I take a couple of days away from The Glow Up, and look at what happens: Megan Thee Stallion attempts to brand “hot girl summer,” a white woman loses her edges by laying claim to the invention of the hair bonnet, and earlier this week, Vogue Editor-in-Chief Anna Wintour blessed us all with a high fashion tutorial in political shade.
The woman who inspired The Devil Wears Prada’s epically savage (albeit fictional) Miranda Priestly has clearly not lost her edge, as evidenced during a recent interview on The Economist’s podcast. After Wintour mentioned that she really felt it important that Vogue “support women who are leading change in this country” the conversation turned decidedly political when interviewer Anne McElvoy brought up the Trumps’ fashion sense.
“[I]n looking, there is something so visual about the Trumps,” McElvoy ventured. “His sort of ill-fitting suits and the strange trousers and red baseball cap...almost deliberately off-trend...in a way that might echo with the base.”
“Melania, put together in a much more put-together way,” McElvoy continued, “I think [she] very consciously wanted to see herself as an ambassador...of transatlantic fashion. I mean, do you value that? Or would you rather just stay away from the Trumps?” she pointedly asked Wintour.
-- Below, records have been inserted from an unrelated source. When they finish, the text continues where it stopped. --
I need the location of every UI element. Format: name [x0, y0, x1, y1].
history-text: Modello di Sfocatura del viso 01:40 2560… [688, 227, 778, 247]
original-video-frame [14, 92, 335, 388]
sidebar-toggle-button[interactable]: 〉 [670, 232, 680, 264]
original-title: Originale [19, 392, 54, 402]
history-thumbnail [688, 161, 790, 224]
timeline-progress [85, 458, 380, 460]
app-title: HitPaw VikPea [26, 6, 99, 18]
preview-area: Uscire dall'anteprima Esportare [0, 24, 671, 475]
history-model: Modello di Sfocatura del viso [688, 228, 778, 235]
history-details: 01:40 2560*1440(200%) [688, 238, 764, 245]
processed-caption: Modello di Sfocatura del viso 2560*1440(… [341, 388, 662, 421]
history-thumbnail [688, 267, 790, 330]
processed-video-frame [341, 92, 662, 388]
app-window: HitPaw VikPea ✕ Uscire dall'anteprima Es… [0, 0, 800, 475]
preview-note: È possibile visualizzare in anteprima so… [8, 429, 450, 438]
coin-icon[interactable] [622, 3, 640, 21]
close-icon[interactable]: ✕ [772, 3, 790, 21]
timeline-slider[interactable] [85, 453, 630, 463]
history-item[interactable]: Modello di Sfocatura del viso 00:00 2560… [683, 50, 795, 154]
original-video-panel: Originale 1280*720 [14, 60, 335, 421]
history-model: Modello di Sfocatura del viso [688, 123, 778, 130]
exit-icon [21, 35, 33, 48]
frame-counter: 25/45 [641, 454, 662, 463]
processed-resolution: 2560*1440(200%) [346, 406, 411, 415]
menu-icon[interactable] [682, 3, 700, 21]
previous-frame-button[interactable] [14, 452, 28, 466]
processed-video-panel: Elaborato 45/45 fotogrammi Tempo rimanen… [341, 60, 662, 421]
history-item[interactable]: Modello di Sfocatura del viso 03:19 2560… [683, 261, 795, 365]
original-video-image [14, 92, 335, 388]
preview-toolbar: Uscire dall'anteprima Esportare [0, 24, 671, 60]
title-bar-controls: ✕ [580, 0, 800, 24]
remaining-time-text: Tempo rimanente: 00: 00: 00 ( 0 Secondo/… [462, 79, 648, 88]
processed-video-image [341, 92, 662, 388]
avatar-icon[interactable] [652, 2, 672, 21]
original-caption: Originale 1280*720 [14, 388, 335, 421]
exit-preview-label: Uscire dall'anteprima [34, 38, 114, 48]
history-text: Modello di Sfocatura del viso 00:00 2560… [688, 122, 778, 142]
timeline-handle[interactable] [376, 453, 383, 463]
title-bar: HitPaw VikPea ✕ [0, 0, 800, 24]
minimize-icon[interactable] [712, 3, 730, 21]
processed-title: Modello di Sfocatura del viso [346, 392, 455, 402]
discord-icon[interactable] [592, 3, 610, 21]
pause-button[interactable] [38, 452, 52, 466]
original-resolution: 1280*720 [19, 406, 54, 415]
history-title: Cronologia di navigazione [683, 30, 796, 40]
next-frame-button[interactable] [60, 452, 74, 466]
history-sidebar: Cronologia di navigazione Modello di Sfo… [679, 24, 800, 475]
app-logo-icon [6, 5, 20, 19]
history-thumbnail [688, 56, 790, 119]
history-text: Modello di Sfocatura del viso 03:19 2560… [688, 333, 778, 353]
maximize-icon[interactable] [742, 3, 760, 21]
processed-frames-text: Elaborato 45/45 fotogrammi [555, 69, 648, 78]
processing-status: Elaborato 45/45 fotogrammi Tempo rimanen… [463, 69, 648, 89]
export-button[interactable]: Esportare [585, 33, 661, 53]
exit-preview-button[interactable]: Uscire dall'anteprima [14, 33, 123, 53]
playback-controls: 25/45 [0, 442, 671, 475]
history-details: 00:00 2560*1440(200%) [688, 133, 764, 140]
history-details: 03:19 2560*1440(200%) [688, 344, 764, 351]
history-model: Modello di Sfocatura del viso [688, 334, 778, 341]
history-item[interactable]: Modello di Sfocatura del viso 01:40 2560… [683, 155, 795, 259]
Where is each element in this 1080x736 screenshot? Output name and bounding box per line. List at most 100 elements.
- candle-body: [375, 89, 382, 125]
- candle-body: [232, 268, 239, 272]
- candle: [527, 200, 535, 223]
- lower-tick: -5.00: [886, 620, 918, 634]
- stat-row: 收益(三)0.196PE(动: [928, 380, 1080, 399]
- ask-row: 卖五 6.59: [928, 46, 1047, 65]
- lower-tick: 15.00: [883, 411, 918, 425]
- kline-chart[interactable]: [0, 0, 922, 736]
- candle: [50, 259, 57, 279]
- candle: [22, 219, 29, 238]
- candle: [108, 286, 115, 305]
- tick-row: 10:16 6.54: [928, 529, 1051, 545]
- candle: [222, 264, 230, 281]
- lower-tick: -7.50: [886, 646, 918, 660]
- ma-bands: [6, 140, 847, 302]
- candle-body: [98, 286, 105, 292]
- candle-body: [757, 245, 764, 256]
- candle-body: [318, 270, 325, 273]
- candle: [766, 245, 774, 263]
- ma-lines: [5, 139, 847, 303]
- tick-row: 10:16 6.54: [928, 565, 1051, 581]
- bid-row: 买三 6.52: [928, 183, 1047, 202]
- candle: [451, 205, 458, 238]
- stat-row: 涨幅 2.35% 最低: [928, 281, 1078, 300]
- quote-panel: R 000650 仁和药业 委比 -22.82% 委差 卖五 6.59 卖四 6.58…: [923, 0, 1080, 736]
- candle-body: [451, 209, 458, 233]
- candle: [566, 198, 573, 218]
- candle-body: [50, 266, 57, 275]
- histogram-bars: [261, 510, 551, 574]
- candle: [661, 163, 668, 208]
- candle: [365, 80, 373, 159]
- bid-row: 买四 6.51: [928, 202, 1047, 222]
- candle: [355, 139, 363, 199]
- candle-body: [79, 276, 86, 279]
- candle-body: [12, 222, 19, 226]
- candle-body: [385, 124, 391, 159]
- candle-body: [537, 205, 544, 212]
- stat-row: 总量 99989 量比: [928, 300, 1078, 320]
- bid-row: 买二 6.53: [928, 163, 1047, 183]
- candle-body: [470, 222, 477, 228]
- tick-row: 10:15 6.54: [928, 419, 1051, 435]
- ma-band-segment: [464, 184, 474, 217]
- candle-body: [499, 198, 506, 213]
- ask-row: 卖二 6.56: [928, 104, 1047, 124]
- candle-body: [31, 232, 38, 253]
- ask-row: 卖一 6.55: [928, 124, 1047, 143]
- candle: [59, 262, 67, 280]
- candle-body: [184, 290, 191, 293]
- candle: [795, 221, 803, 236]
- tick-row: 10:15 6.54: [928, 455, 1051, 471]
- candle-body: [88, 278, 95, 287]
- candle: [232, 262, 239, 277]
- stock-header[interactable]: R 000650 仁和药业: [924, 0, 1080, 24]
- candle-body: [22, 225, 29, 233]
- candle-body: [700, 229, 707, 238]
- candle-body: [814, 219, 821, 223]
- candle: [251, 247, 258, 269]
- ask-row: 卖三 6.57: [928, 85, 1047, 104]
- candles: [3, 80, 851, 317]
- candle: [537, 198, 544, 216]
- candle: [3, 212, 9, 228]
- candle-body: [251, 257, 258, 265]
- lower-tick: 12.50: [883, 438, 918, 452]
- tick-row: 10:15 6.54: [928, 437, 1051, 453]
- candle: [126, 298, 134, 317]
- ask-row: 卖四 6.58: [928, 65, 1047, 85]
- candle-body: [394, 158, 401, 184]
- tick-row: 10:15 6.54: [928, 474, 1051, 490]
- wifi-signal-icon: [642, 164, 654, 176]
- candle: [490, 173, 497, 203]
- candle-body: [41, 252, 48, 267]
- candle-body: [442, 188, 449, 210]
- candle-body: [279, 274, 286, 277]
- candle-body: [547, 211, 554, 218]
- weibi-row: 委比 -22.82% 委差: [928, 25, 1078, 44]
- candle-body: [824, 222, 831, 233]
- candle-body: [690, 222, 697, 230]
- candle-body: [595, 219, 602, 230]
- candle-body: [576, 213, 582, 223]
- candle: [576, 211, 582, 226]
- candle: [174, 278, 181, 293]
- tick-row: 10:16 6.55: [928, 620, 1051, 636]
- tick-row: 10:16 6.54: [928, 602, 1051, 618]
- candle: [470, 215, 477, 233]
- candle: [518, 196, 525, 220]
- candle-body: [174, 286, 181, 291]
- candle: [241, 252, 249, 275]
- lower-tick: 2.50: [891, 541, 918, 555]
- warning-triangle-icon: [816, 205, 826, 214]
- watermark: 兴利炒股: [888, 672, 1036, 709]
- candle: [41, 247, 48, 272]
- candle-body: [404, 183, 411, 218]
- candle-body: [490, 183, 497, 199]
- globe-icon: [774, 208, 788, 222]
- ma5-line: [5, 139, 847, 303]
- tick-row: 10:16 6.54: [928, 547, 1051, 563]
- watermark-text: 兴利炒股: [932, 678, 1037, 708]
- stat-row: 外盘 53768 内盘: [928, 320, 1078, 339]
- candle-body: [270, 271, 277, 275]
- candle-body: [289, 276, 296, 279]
In an expertly styled deflection, Wintour cooly responded, “Well, I think first lady Michelle Obama was really so incredible in every decision she made about fashion. She supported young American designers; she supported designers, indeed, from all over the world. She was the best ambassador that this country could possibly have, in many ways, obviously way beyond fashion...”
“But she’s not the first lady now,” McElvoy interjected. “What about the one you have now?”
“...and for me, [Mrs. Obama] is the example I admire,” Wintour continued without missing a beat—or deigning to acknowledge Melania Trump by name, despite featuring Trump on Vogue’s cover in 2005, as she prepared to marry Donald Trump. For comparison’s sake, Michelle Obama has thus far scored three Vogue covers, all during her eight-year tenure as first lady (in 2009, 2013 and 2016). As a now-bestselling author, perhaps there are more to come?
But clearly, there is a reason we so often see Wintour wearing sunglasses (even indoors), because oh, the haute couture shade of it all. And while this doesn’t mean we’ll be mailing Wintour engraved invites to the cookout, I must admit to feeling no small amount of glee in learning that just like us, Wintour still considers Michelle Obama the only first lady who matters.